One was to interview Issac Loya, the winner of several Hit, Pitch and Run events held around the country and if he keeps progressing, we may be reading about him at the Major League level in 10 years.
When you drive into the Lions Hondo park, it is so nondescript, which makes what happened in 1956 — winning the Little League World Series — all the more remarkable. There were no flags, signs or plaques introducing all the guests and visitors to the home field of the 1956 Lions Hondo Little League World Series Champions.
In a way, it is hurtful that with the passing of each member of the team and as the years go by, very few people know or remember what helped put Roswell on the map, along with the UFO crash. I heard people at the game talking about the park and the 1956 team. Someone said it’s no big deal that nothing happened here — look how they keep the field. The other person said this is just a place to play baseball. The league was introducing the All-Stars from each age group and holding a home run derby along with a cookout to end the regular season that night.
These people talking weren’t kids, but parents. I didn’t think anything about the comment myself as I was rushing to get my interview and get back to the office and write my story on Loya. I didn’t think anything about it until I had to cover the game between Roswell’s Noon Optimist All-Stars and Lions Hondo in a game that determined who would play for the championship. The place was packed and the tensions were high as rivalries are, with the winner to play Artesia.
I still didn’t think anything about the importance of history until I met Tommy Jordan, Jim Valdez and Harold Hobson. These men made history in 1956. I will be doing a story of either the 1956 team or the select group of men. I felt bad about rushing through my job while trying to find articles that stimulate the Chaves County sports readers and didn’t realize the importance of the Lions Hondo Little League since I’m an outsider.
This article is in no way to cast aspersion on any one group or person. My goal in writing this article is to bring an overlooked mistake to light in hopes that the powers in control of this city can and will do something about it.
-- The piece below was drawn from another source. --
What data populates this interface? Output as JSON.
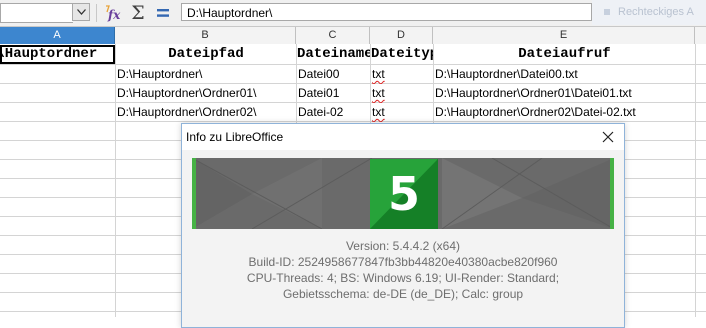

As someone that is new to the area as a sports writer, I’m not going to know what is a big deal to the people of Roswell unless you make me understand: “Hey, these men and what they accomplished is a big deal. Cover them, the league and write about them.” But if the people who live here don’t think it is a big deal, then why would you expect me to think it is a big deal?
I take partial responsibility for not knowing about or appreciating them as they should have been, but I didn’t get it because no one expressed how important it was for the league to be in the paper.
I would like to see the Little League promoted better in our town along with these men and their accomplishments. When these men die, it will be part of their obituary and accomplishments and they should be recognized for it while they are still alive. They were simply the best at playing Little League baseball in 1956.
There’s not a lot of work involved with having a cookout and introducing the All-Star team, but why not put together a video of what these men did and have a meet-and-greet with the men who are willing to show up? I’m sure they would love the recognition and appreciate the effort. Before any All-Star games are played, they should know the history and what can be done.
Lastly, I’m from a town of 25,000 in Ohio. When you drive into my hometown, there are signs up from every entrance coming into town that says: Home of the Devilettes 25-time state champions, and 1955, 2005 State Basketball Champions.
As I drove to Ruidoso to cover Mike Smith on Sunday, I came back into town and I saw things about aliens, UFOs and restaurants, but no signs or anything commemorative about the 1956 Little League Champions, or the latest National Champion dance team — Charlie’s Angels. I’m sure this is an oversight and if it’s not, then it’s unfortunate that these heroes will not live in immortality, but their accomplishments will go by the roadside as drivers pass by, never knowing Roswell for anything but UFOs.
Let’s celebrate our heroes and champions for the visitors and the world to see.